N.O. — Le défi de la vitesse n'a t-il pas anticipé l' émergence de la société en temps réel ?

J. de Rosnay. — La notion de temps réel, forgée par les informaticiens, signifie qu’une série d'actions se succédant en parallèle, de manière linéaire ou séquentielle, déterminent un changement dans les conditions d'un environnement ou d'une structure et apportent une réponse avant une échéance fixée d’avance. Si l’on obtient la réponse après l'échéance, on perd l’interactivité, il n'y a plus de temps réel. Il peut s'agir d'un millième de seconde pour un ordinateur au moment du lancement d'une fusée où toute la check-list doit se faire avant la fin du compte à rebours ; d’une journée pour une entreprise qui doit répondre à une proposition de contrat avant l’échéance fixée par un client… Prenant la mesure de l’essor des moyens modernes de télécommunication, j'ai proposé en 1975, dans " Le Macroscope ", l'avènement d'une société en temps réel où l'action de chacun pourrait avoir des conséquences sur l'ensemble du dispositif économique et social. Le temps réel est une des clés du fonctionnement de nos sociétés. L'Agora chez les Grecs, la place du village ont constitué ces espaces d'échange qu'incarne peut-être aujourd'hui le cyberespace, sans que l’on voie encore clairement les types de relations qu’il peut instituer entre ses utilisateurs. Si nos forums Internet, nos chats, nos e-mails ne contribuent pas à créer du sens et à rapprocher les gens, ils précipiteront l’échec du cyberespace. Le temps réel est nécessaire au respect de la démocratie, à la prise en compte du rôle de chaque citoyen dans le fonctionnement global de la machine administrative, politico-économique. Mais attention : si l’on instaure un temps réel généralisé, on risque de créer de nouvelles inégalités temporelles. Une société imposant les mêmes contraintes de rythme à ses ressortissants instaurerait une forme de totalitarisme, voire de "globalitarisme ", préjudiciable. Il nous faut sortir de notre " chronocentrisme " et concevoir des manières différentes d'habiter le temps.

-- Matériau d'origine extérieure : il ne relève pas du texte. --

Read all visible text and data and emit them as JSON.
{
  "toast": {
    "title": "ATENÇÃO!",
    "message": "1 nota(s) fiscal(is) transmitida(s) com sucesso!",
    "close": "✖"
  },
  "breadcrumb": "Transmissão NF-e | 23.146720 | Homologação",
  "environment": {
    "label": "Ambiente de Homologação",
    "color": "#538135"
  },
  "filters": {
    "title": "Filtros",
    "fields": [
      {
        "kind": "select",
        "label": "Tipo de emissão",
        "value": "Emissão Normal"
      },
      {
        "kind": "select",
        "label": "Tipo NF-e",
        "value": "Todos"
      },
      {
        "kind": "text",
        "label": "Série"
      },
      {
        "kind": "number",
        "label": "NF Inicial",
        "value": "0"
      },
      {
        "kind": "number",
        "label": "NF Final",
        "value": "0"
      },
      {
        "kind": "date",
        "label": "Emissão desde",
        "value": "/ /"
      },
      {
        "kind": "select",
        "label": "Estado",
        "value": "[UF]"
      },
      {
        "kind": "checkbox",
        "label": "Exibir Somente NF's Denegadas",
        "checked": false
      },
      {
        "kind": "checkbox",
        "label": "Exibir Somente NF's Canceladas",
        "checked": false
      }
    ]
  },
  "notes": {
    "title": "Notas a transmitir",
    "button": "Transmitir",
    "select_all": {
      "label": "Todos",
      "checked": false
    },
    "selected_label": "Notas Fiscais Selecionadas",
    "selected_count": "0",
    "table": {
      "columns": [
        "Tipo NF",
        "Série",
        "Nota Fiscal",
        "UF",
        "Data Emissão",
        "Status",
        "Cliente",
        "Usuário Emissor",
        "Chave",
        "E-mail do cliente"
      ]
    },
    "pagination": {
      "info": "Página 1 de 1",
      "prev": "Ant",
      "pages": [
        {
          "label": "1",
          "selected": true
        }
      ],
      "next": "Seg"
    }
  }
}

N.O. — Qu'entendez-vous par " habiter le temps " ?

J. de Rosnay. — Nous sommes habitués depuis notre naissance à deux types de temps avec lesquels nous savons plus ou moins nous arranger : le temps long et le temps court. Le temps long est fait de séquences temporelles mises linéairement les unes derrière les autres. C'est le temps de l'enfance, de la vie professionnelle, des vacances, de la retraite, mais c'est aussi le temps fractionné en semaines, en heures, en minutes, tout ce que nous pouvons découper en unités temporelles avec la seule nécessité de rester en phase, synchronisés, avec le temps social. Celui de l’entreprise qui nous rémunère en fonction de notre durée de travail ; celui du système scolaire qui fixe les dates des vacances, etc. Dans ce temps séquentiel, je ne peux trouver d'échappatoire sans difficultés. Je ne peux prendre en compte une nouvelle activité sans violenter cette trame temporelle. Le plus souvent, notre réaction face aux sollicitations nouvelles est de dire : " Je n’ai pas le temps. ".

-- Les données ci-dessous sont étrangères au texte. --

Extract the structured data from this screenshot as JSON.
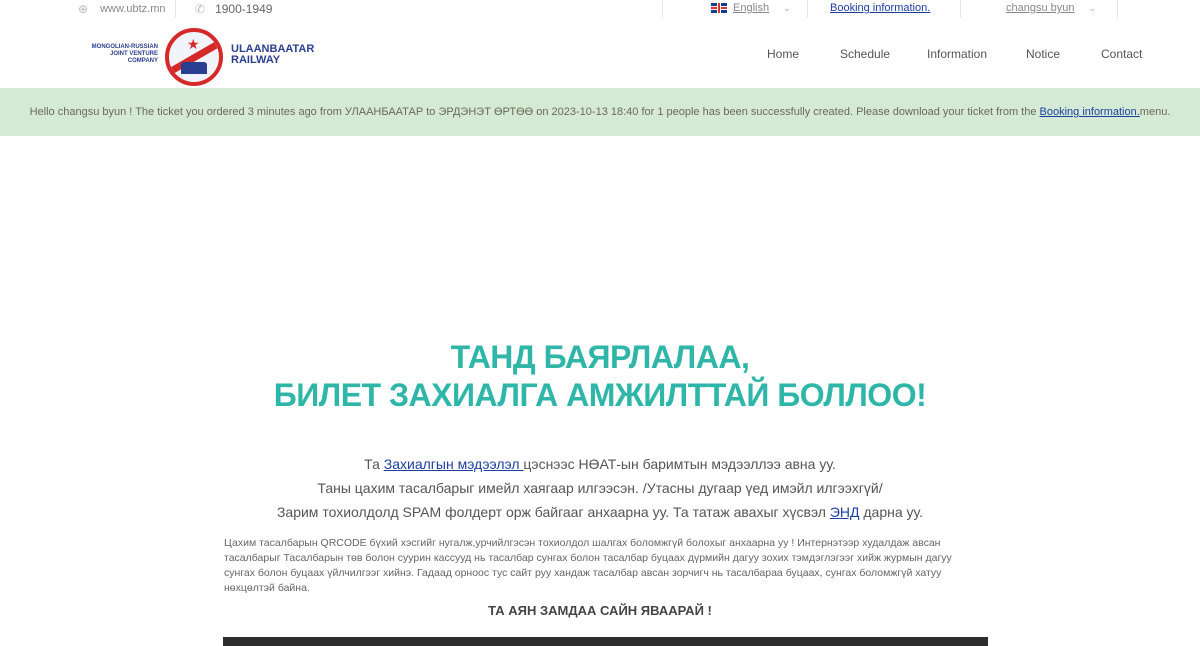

Le temps court est le moyen que nous avons imaginé pour nous évader de ce temps contraignant. Il s'agit d'une succession d'instants dont chacun est un flash procurant du plaisir. C'est le temps médiatique du zapping, du replay, du surfing qui plait tellement aux plus jeunes. Ces intrusions du flash d’information, du clip de musique, du spot de pub dans nos vies nous prennent au piège et, parfois, polluent nos esprits. Cela m'évoque les cadences frénétiques de l'écureuil qui court à l'intérieur de sa roue mais reste au même endroit. Submergés par l’info-pollution, notre réponse n'est plus " Je n'ai pas le temps ", mais " Je suis débordé ".

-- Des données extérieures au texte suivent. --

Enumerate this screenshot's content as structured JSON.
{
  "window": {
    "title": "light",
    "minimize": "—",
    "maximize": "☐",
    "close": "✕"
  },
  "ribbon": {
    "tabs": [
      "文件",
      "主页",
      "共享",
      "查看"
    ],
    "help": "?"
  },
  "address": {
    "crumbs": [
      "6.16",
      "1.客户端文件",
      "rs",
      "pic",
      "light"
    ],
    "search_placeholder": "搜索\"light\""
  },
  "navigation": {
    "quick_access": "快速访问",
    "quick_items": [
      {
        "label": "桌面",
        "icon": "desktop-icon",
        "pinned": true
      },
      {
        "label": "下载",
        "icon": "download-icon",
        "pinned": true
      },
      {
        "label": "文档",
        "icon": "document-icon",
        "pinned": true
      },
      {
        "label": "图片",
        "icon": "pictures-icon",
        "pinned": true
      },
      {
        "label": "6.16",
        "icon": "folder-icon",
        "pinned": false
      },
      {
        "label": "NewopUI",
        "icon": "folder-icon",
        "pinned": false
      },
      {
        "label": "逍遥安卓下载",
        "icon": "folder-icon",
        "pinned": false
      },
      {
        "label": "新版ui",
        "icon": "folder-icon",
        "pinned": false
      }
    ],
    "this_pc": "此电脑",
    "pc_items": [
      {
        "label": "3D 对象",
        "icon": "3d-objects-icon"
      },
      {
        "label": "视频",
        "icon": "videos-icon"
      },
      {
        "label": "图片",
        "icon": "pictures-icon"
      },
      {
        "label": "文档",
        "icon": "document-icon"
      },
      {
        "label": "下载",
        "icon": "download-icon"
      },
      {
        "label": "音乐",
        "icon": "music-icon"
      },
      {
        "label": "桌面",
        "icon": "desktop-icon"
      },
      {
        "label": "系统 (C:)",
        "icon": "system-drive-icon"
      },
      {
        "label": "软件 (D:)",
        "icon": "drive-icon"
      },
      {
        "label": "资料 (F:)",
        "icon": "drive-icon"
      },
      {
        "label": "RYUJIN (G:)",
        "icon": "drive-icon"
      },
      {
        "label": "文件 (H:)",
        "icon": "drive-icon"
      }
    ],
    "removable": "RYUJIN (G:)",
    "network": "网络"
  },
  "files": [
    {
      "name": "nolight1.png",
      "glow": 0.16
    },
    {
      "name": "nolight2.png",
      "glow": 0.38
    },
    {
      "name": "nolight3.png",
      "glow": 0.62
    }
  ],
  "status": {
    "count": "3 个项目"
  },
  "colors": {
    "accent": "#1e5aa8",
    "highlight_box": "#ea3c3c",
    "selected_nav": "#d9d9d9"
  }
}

A ces deux notions classiques du temps je voudrais ajouter celle du temps large. Autant les deux premiers traduisent une expérience vécue, autant le temps large implique la notion d’un capital-temps accumulé, d’un temps potentiel. Une bibliothèque, des articles archivés, des outils de mémorisation de l'information, des moteurs de recherche sur le Net, le répondeur d’un téléphone mobile : tous ces outils contribuent à constituer un capital-temps destiné à produire des intérêts temporels. Les intérêts ainsi dégagés, peuvent être réinvestis dans la réalisation d’un nouveau projet. Un des secrets de la gestion de la sur-information, générée par la vitesse d'accès aux médias, passe par la constitution d'un capital-temps permettant de dégager des espaces temporels, des respirations, des silences destinés à redonner du sens à l’existence.

N.O. — Pouvez-vous élucider la notion de temps fractal que vous abordez dans " l'Homme symbiotique " ?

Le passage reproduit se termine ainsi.